Vers la fin 1998, le chanteur franco-espagnol Manu Chao lançait sa carrière solo après la séparation d’avec le groupe Mano Negra. La chanson Clandestino qui donnait le titre à l’album est devenue un hymne qu’on entendait avec insistance à Paris, Madrid ou même Tijuana. Le succès fut planétaire et, en 2019, il réédita le titre avec une reprise emblématique aux côtés de la chanteuse trinidadienne Calypso Rose. Le nouvel album reprenait le thème qui avait déjà inspiré le premier, la migration, toujours d’actualité tant en Europe qu’à la frontière entre le Mexique et les Etats-Unis.

Fils d’émigrants espagnols en France (père galicien et mère basque), Manu Chao est né à Paris en 1961, dans un environnement intellectuel, multiculturel et plurilingue, car son père était écrivain et journaliste et sa mère chercheuse au CNRS. Ce qui se traduit en partie dans les chansons du disque (chantées tantôt en castillan avec des expressions de l’espagnol parlé au Mexique, en français, en anglais et en portugais) une sorte de pont pour connecter deux réalités socioculturelles, l’européenne et la latino-américaine, le nord et le sud.

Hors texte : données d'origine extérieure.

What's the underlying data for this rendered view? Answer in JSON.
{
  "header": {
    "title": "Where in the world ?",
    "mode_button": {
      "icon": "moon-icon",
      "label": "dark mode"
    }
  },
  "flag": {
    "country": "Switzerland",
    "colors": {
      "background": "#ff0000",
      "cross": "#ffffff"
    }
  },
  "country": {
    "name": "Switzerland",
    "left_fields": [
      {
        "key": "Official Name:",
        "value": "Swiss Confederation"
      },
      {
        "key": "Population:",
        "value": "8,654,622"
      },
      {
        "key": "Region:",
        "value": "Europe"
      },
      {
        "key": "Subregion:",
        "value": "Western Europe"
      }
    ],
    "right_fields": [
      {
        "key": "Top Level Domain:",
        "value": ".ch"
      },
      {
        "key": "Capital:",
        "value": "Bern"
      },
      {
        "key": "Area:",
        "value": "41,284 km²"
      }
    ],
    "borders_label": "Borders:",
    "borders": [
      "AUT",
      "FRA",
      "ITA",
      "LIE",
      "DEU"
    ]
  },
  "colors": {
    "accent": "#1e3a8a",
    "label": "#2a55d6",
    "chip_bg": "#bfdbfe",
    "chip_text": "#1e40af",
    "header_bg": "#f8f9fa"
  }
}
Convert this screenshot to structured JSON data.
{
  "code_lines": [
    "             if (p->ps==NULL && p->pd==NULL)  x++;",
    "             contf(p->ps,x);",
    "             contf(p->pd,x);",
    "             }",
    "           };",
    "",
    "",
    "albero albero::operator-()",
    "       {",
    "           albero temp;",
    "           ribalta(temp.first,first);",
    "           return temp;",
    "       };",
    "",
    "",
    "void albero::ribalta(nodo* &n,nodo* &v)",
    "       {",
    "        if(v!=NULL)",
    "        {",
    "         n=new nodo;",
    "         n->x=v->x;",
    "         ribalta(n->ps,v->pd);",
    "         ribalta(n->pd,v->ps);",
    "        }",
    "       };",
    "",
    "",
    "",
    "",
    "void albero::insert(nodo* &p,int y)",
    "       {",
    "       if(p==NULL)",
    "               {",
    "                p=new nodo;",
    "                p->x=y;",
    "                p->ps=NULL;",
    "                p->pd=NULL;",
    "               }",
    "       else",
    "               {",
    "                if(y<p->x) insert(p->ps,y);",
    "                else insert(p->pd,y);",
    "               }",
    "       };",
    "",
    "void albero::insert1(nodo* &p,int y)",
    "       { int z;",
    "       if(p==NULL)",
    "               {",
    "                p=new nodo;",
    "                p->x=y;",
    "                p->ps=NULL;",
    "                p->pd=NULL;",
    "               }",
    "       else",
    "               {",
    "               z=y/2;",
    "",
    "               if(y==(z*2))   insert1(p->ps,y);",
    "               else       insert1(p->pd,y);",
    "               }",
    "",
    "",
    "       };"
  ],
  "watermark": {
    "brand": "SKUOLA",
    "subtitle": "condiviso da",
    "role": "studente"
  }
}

Un voyage initiatique à travers les pays latins et l’Afrique, sur les routes de la France, l’Espagne et l’Italie, puis le Sénégal et le Mali, et enfin le Mexique, la Colombie, le Brésil et l’Argentine. Durant cette période nomade, avec son studio portable, il n’a cessé d’enregistrer les sons de la rue et le germe de quelques chansons métisses qui donneront du contenu à son premier solo.

Pour ce qui est de son actualité, en 2012 est parue la biographie en français de Véronique Mortaigne, Manu Chao, un nomade contemporain, suivie d’un autre titre en anglais (puis traduit en français) du journaliste britannique Peter Culshaw, Clandestino, à la recherche de Manu Chao qui reprend cinq années de tournée mondiale.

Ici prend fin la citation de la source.